Ethais.   There - does it not convey
  A pleasant sense of influence?
Selene.   It does.
(to DARINE). Some earthly forms seem rational enough!
  [SIR ETHAIS staggers as though about to faint.
  Why, Ethais, what ails thee?  
Ethais.   Nothing grave -
  I'm weak from loss of blood. Here, take this scarf,
And bind it round my arm - so - have a care!
There, that will do till I return to earth,
Then Lutin, who's a very skilful leech,
Shall doctor it.
Selene. (amazed). Didst thou say Lutin?
Ethais.   Yes.
Darine. How strange. Sir Ethais has a Lutin too!

LUTIN has entered unobserved.

Ethais. Yes, he's my squire - a poor half-witted churl,
Who shudders at the rustling of a leaf.
He hath a potion that will heal my wound,
A draught whose power works instantaneously.
Were he here I should soon - (sees FAIRY LUTIN). Why, here he is!
By all the gods, pranked out in masquerade!
(to LUTIN). Give me the potion!
Lutin. (in amazement). Give thee what?
Ethais. (impatiently). The draught!
  Dost thou not see my wound?
Lutin. (contemptuously). I have no draught!
Ethais. Thou scurvy rogue,
I bade thee never leave thy home without it!
Thy hide shall pay!
Lutin.   Who is this insolent?
  A mortal here in Fairyland?
Locrine.   Yes - two!
Lutin. Who are these men?
Selene.   The mortal counterparts
  Of Ethais and Phyllon.

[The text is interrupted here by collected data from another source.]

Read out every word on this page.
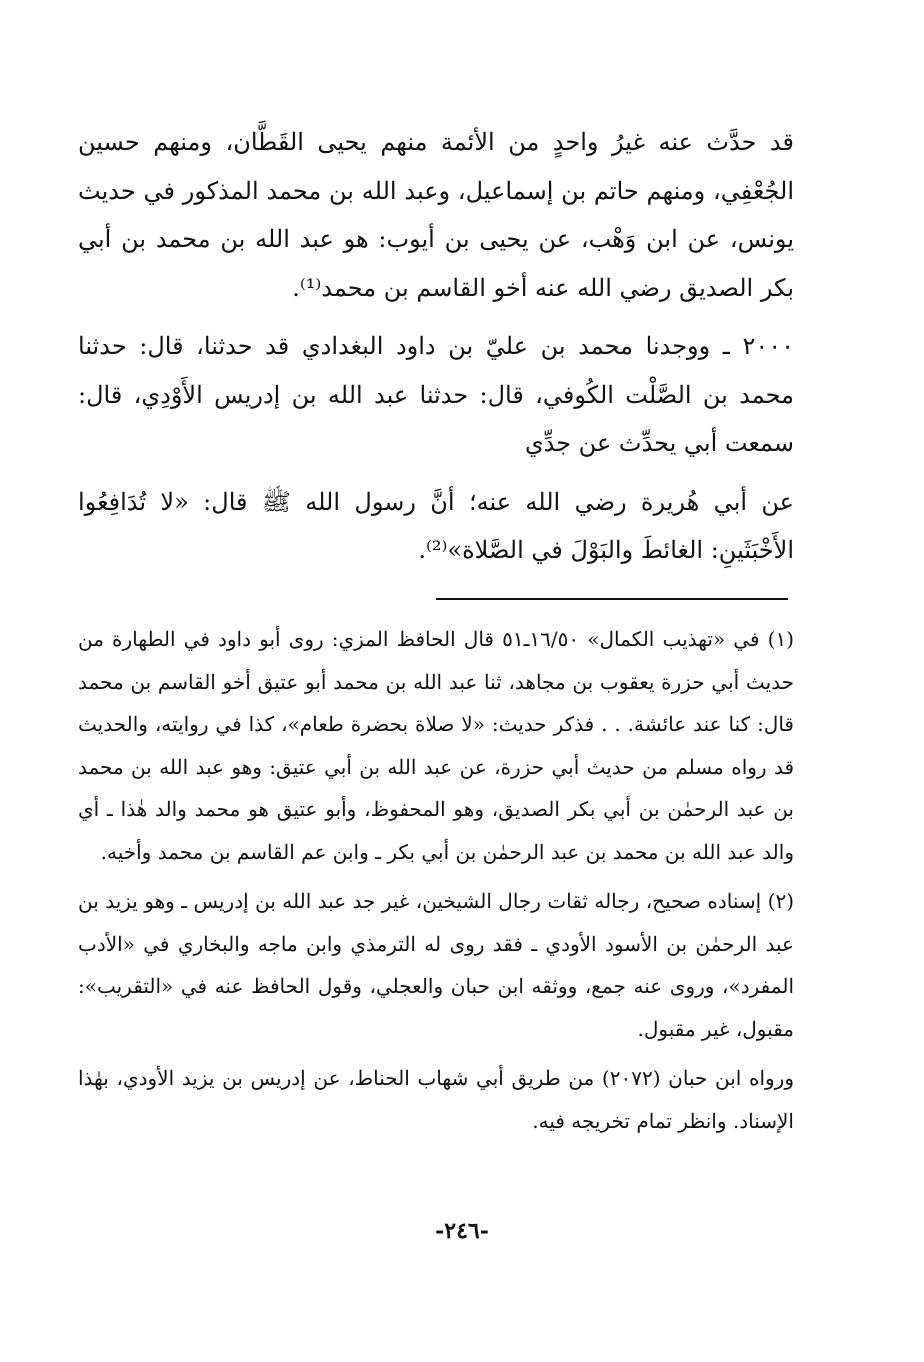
قد حدَّث عنه غيرُ واحدٍ من الأئمة منهم يحيى القَطَّان، ومنهم حسين الجُعْفِي، ومنهم حاتم بن إسماعيل، وعبد الله بن محمد المذكور في حديث يونس، عن ابن وَهْب، عن يحيى بن أيوب: هو عبد الله بن محمد بن أبي بكر الصديق رضي الله عنه أخو القاسم بن محمد⁽¹⁾.

٢٠٠٠ ـ ووجدنا محمد بن عليّ بن داود البغدادي قد حدثنا، قال: حدثنا محمد بن الصَّلْت الكُوفي، قال: حدثنا عبد الله بن إدريس الأَوْدِي، قال: سمعت أبي يحدِّث عن جدِّي

عن أبي هُريرة رضي الله عنه؛ أنَّ رسول الله ﷺ قال: «لا تُدَافِعُوا الأَخْبَثَينِ: الغائطَ والبَوْلَ في الصَّلاة»⁽²⁾.

(١) في «تهذيب الكمال» ١٦/٥٠ـ٥١ قال الحافظ المزي: روى أبو داود في الطهارة من حديث أبي حزرة يعقوب بن مجاهد، ثنا عبد الله بن محمد أبو عتيق أخو القاسم بن محمد قال: كنا عند عائشة. . . فذكر حديث: «لا صلاة بحضرة طعام»، كذا في روايته، والحديث قد رواه مسلم من حديث أبي حزرة، عن عبد الله بن أبي عتيق: وهو عبد الله بن محمد بن عبد الرحمٰن بن أبي بكر الصديق، وهو المحفوظ، وأبو عتيق هو محمد والد هٰذا ـ أي والد عبد الله بن محمد بن عبد الرحمٰن بن أبي بكر ـ وابن عم القاسم بن محمد وأخيه.

(٢) إسناده صحيح، رجاله ثقات رجال الشيخين، غير جد عبد الله بن إدريس ـ وهو يزيد بن عبد الرحمٰن بن الأسود الأودي ـ فقد روى له الترمذي وابن ماجه والبخاري في «الأدب المفرد»، وروى عنه جمع، ووثقه ابن حبان والعجلي، وقول الحافظ عنه في «التقريب»: مقبول، غير مقبول.

ورواه ابن حبان (٢٠٧٢) من طريق أبي شهاب الحناط، عن إدريس بن يزيد الأودي، بهٰذا الإسناد. وانظر تمام تخريجه فيه.

-٢٤٦-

Look at them!
Dost thou not love them?
Lutin. (indignantly). No!
Cora.     How very strange!
  Why, we all loved them from the very first!
Lutin. Is this indeed the truth?
Darine. (demurely). It is indeed.
  Obedient to our Queen's command, we have
Subdued our natural antipathies. (fondling PHYLLON).
Zayda. (demurely).
  They are our guests, all odious though they be,
And we must bid them welcome to our home,
As though e'en now they were what they will be
When they have seen what we shall be to them. (fondling PHYLLON).
Lutin. Be warned in time and send these mortals hence!
Why, don't you see that in each word they speak
They breathe of Love?
Selene. (enthusiastically). They do!
Lutin.     Why, Love's, the germ
  Of every sin that stalks upon the earth!